September 29, 2009

Texts:
1 Samuel 20-22
2 Corinthians 2

Samuel:

Chapter 20 seems to be at odds with much of chapter 19--in terms of how David and Saul came to such disagreement. Jonathan's knowledge of his father's feelings seems different here too.
Some people want to read into David and Jonathan's relationship. Quite frankly, it doesn't really add up. While there was homosexual behavior in those days, there was not the same sense of sexual identity as we have it today. Shouldn't men be able to be close friends without making it about sex? People do the same thing with Frodo and Sam in the Lord of the Rings. I don't see it.
When Saul yells at Jonathan in vs 30, I think it is more about the fact that Saul knows that if David is alive, his son Jonathan will never be king.

Chapter 21 is difficult. It is a good illustration of how faithful people get in the way of political scheming. The priest Ahimelech didn't know that David had fled from Saul.

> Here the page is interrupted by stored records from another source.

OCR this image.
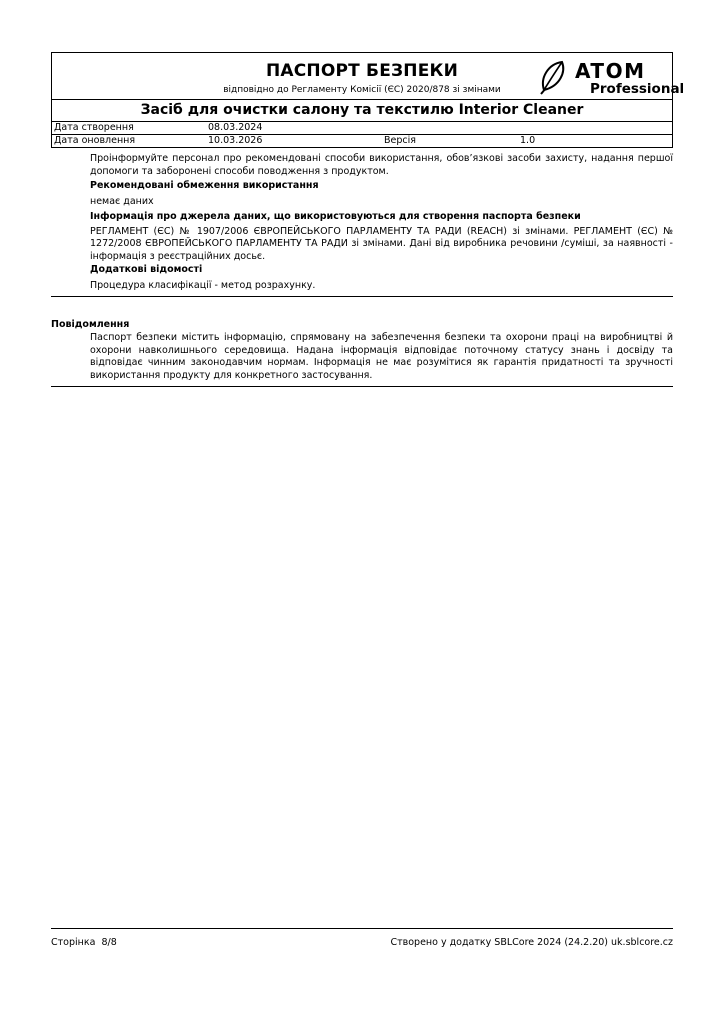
ПАСПОРТ БЕЗПЕКИ
відповідно до Регламенту Комісії (ЄС) 2020/878 зі змінами
ATOM
Professional
Засіб для очистки салону та текстилю Interior Cleaner
Дата створення	08.03.2024
Дата оновлення	10.03.2026	Версія	1.0

Проінформуйте персонал про рекомендовані способи використання, обов’язкові засоби захисту, надання першої допомоги та заборонені способи поводження з продуктом.

Рекомендовані обмеження використання

немає даних

Інформація про джерела даних, що використовуються для створення паспорта безпеки

РЕГЛАМЕНТ (ЄС) № 1907/2006 ЄВРОПЕЙСЬКОГО ПАРЛАМЕНТУ ТА РАДИ (REACH) зі змінами. РЕГЛАМЕНТ (ЄС) № 1272/2008 ЄВРОПЕЙСЬКОГО ПАРЛАМЕНТУ ТА РАДИ зі змінами. Дані від виробника речовини /суміші, за наявності - інформація з реєстраційних досьє.

Додаткові відомості

Процедура класифікації - метод розрахунку.

Повідомлення

Паспорт безпеки містить інформацію, спрямовану на забезпечення безпеки та охорони праці на виробництві й охорони навколишнього середовища. Надана інформація відповідає поточному статусу знань і досвіду та відповідає чинним законодавчим нормам. Інформація не має розумітися як гарантія придатності та зручності використання продукту для конкретного застосування.

Сторінка 8/8	Створено у додатку SBLCore 2024 (24.2.20) uk.sblcore.cz
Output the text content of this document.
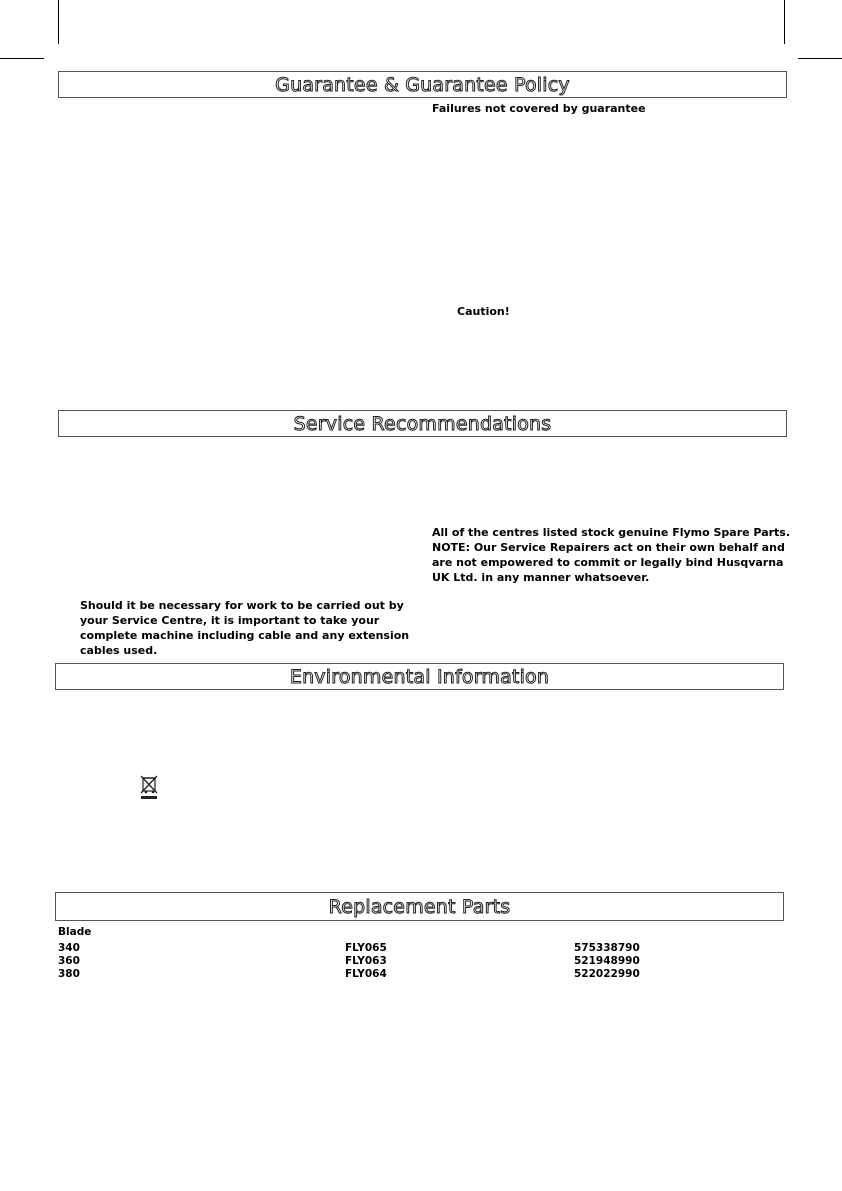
Guarantee & Guarantee Policy
Failures not covered by guarantee
Caution!
Service Recommendations
All of the centres listed stock genuine Flymo Spare Parts.
NOTE: Our Service Repairers act on their own behalf and are not empowered to commit or legally bind Husqvarna UK Ltd. in any manner whatsoever.
Should it be necessary for work to be carried out by your Service Centre, it is important to take your complete machine including cable and any extension cables used.
Environmental Information
Replacement Parts
Blade
340	FLY065	575338790
360	FLY063	521948990
380	FLY064	522022990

How could he have known? And Saul's soldiers seem to agree with him when they refuse Saul's order to kill him. Even today, innocent people suffer because of political wars.
The violence in Honduras comes to mind....

Corinthians:

In v 3, he talks about writing this tearful letter to them. Is this a letter we have? Is it chapters 10-13? Is it part of 1 Cor?
V 14-17 seem to have a different tone than the first half of the chapter, to my ears at least. What do you think?
And compare vv 16 and 17 with the opening lines of chapter 3. What do you notice?